Neubau von 16 Seniorenwohnungen und einer Tagespflegeeinrichtung

 

 

 

Caritas Altenzentrum „Maria Königin“
Seminarstraße 4a in Mainz Drais

Fertigstellung und Inbetriebnahme des neuen Seniorenwohnheims

Der Caritasverband hat als Ergänzung und Erweiterung des Caritas-Altenzentrums Maria Königin in Mainz-Drais sein Angebot um 16 Seniorenwohnungen und einer Tagespflegeeinrichtung ausgebaut.
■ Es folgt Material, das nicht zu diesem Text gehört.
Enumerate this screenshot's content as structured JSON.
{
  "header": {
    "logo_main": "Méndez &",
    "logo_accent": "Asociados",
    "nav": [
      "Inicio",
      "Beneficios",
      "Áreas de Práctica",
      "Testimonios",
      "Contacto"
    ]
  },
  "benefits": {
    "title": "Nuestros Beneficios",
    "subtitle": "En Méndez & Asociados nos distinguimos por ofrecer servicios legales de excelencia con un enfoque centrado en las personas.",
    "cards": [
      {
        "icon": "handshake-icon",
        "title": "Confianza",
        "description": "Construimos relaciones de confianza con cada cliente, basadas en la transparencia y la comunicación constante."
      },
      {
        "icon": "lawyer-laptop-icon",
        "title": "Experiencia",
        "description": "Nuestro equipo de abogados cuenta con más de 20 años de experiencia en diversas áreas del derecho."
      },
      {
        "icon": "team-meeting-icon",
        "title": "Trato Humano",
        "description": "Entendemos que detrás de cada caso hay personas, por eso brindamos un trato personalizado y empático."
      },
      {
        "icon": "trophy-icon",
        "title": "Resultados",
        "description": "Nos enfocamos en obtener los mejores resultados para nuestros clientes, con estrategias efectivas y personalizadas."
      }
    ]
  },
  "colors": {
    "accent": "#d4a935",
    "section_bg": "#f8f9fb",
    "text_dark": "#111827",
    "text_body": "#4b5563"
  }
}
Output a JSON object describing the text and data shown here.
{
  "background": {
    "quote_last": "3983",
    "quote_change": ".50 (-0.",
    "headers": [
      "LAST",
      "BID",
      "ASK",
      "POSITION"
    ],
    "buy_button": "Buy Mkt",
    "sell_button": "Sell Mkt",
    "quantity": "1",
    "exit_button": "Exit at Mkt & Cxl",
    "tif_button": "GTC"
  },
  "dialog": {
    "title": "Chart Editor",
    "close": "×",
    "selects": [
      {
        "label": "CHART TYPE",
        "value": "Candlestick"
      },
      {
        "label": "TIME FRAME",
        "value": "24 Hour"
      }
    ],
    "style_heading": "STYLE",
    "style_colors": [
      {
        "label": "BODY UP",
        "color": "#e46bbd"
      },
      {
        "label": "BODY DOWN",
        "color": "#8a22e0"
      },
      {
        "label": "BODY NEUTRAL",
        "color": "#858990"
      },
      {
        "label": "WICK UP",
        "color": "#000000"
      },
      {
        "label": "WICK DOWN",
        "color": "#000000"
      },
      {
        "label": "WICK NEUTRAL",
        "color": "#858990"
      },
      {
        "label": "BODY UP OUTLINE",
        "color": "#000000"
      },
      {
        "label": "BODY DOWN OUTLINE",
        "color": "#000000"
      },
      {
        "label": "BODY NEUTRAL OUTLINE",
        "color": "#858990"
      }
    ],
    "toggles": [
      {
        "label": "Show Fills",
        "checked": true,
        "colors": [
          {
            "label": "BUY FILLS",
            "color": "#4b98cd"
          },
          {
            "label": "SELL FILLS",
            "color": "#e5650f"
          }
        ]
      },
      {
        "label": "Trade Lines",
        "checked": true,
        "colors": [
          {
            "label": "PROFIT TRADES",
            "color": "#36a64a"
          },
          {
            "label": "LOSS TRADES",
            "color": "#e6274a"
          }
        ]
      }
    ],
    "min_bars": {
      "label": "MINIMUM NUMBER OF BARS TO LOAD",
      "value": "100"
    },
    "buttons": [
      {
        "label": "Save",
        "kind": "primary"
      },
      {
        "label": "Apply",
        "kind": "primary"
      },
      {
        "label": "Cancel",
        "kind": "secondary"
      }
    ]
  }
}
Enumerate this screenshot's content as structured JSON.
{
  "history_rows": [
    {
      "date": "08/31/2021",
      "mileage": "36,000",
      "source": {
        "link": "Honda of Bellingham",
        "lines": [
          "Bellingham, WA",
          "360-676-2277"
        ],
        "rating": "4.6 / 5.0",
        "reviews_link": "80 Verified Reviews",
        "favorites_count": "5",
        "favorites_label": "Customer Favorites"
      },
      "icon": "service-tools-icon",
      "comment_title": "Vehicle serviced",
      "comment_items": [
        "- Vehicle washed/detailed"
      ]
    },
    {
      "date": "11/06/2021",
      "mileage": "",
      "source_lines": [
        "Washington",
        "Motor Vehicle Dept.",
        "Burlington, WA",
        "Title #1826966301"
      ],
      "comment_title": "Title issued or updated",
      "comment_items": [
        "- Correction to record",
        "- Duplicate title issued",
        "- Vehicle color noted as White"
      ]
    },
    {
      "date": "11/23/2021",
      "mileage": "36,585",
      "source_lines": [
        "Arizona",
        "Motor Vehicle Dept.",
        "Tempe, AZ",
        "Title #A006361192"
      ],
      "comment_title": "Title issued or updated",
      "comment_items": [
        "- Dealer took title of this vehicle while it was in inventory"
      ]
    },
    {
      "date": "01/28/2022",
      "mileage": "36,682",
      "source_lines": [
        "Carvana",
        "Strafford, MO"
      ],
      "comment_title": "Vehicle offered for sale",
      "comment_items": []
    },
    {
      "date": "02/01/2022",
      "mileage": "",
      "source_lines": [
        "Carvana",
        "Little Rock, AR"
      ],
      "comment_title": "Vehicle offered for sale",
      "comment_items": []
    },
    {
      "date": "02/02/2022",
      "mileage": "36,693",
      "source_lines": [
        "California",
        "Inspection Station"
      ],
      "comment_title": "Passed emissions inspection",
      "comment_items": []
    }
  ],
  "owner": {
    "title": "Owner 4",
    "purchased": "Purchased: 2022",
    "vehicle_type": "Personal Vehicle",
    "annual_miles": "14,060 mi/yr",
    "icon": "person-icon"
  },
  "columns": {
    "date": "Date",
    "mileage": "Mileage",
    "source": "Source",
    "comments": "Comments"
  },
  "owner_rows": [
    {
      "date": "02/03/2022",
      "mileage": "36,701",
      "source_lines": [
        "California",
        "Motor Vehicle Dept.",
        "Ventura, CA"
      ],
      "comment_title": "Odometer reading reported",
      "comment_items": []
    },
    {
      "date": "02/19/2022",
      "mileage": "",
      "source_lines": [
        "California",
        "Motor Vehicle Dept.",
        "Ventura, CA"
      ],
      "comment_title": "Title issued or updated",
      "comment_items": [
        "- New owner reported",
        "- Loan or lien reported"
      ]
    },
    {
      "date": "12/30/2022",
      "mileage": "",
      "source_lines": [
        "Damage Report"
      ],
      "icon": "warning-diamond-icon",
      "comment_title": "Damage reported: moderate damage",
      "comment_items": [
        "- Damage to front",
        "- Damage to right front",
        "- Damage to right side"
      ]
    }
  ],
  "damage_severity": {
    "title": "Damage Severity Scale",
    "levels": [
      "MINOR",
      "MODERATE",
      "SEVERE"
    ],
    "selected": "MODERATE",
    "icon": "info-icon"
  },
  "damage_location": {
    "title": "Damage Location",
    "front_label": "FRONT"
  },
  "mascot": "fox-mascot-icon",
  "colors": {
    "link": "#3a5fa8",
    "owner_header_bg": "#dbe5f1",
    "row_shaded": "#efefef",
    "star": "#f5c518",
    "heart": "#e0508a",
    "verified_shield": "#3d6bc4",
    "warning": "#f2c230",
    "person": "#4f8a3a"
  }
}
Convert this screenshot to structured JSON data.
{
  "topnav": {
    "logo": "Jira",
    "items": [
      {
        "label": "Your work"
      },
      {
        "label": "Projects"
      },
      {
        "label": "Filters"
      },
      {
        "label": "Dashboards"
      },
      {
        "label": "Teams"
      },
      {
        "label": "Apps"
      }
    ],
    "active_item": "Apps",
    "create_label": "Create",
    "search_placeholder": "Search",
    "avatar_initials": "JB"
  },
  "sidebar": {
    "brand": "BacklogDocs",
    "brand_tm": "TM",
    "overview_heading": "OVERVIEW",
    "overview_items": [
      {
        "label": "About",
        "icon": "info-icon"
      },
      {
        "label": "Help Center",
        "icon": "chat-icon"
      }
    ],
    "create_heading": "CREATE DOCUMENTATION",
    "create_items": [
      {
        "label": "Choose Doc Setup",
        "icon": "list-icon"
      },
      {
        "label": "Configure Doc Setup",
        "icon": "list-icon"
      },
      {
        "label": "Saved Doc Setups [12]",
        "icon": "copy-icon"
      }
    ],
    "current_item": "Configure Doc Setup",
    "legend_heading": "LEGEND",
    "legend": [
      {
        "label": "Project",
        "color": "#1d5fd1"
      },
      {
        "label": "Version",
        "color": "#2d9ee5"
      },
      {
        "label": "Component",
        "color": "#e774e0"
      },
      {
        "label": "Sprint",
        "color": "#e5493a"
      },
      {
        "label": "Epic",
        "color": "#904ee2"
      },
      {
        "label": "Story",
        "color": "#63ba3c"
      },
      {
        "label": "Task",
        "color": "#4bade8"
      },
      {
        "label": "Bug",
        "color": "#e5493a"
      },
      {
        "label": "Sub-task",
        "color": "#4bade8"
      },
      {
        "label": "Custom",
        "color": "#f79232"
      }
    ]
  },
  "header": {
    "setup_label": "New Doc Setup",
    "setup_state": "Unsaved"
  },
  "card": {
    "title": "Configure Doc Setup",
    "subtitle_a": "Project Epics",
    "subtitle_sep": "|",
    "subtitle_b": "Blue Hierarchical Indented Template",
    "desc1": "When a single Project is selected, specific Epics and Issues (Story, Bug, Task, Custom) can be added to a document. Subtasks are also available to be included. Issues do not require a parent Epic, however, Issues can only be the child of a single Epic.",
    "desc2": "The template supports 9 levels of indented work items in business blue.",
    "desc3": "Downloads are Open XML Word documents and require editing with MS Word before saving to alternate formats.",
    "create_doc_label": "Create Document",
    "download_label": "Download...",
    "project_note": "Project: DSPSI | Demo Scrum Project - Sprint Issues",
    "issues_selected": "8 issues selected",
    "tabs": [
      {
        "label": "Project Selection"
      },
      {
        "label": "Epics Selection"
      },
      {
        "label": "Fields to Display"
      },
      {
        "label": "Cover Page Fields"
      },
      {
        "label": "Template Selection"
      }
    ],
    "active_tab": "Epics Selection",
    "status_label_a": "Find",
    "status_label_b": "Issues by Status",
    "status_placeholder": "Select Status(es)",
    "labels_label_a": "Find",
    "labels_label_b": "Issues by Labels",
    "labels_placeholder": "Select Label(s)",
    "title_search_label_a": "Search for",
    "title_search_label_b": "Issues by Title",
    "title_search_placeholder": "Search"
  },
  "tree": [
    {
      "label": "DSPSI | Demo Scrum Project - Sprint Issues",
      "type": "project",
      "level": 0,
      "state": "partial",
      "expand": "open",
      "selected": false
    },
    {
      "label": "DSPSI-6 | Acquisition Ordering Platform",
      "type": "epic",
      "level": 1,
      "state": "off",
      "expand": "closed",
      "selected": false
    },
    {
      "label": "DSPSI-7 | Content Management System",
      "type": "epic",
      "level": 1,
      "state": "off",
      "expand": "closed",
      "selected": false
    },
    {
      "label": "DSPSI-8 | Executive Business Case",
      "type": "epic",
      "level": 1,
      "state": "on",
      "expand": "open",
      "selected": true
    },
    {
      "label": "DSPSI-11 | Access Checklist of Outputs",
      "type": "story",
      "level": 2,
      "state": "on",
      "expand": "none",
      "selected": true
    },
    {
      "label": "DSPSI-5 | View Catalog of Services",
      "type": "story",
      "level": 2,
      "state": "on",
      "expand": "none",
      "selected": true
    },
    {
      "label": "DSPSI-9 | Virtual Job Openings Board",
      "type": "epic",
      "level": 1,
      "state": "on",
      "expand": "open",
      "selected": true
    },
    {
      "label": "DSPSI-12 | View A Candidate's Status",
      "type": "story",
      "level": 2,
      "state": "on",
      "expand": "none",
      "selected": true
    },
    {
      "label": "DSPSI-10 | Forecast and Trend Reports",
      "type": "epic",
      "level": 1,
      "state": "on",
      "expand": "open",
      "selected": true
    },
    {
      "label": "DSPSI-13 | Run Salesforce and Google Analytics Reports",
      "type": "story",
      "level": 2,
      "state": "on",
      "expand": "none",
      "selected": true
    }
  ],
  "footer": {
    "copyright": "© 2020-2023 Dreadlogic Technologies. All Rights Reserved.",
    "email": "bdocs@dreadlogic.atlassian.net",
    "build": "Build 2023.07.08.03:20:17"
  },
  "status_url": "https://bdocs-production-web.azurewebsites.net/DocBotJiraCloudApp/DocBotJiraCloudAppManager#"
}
Nach 16 monatiger Bauzeit wurde im August 2020 der Neubau errichtet.

Baubeginn: April .2019
Spatenstich: 07.05.2019
Richtfest: 23.09.2019
Fertigstellung: 18.08.2020

Die GSW Baugesellschaft mbH wurde von der Caritas Altenhilfe St. Martin Rheinhessen gGmbH mit der Realisierung des Projektes beauftragt nachdem die Machbarkeitsstudie eine positive Bewertung ergab.

Der 2-geschossige Neubau mit ausgebautem Dachgeschoss wurde von der GSW als Generalübernehmer geplant und realisiert. Er verfügt über keinen Keller und wird über den Bestand mit Heizwärme versorgt.

Besonderer Wert bei der Planung des Hauses wurde auf eine wohnliche Atmosphäre gelegt. Hier steht das Wohnen im Vordergrund. Dieses spiegelt sich auch in der Gestaltung des Hauses wieder. Ebenfalls wurde Wert gelegt auf eine optimale Besonnung und Belichtung der einzelnen Zimmer. Die Tagespflege und alle Wohnungen sind barrierefrei erreichbar. Die 9 Pkw Stellplätze sowie die Abstellflächen für Fahrräder befinden sich auf dem Grundstück.

Wohnfläche der 16 Wohnungen gesamt beträgt über alle Geschosse 867 m².

In Abstimmung mit der Sozialplanung der Stadt wurde die Tagespflege als autarkes Gebäudeteil mit einem attraktiven Außengelände für ein bedarfsgerechtes Betreuungsangebot für pflegebedürftige ältere Menschen konzipiert.
Auf einer Fläche von ca.190 m² können 12 bis 15 pflegebedürftige Tagespflegegäste die Einrichtung nutzen und sich auf einen abwechslungsreichen Tag mit vertrauten Personen und Gesichtern freuen.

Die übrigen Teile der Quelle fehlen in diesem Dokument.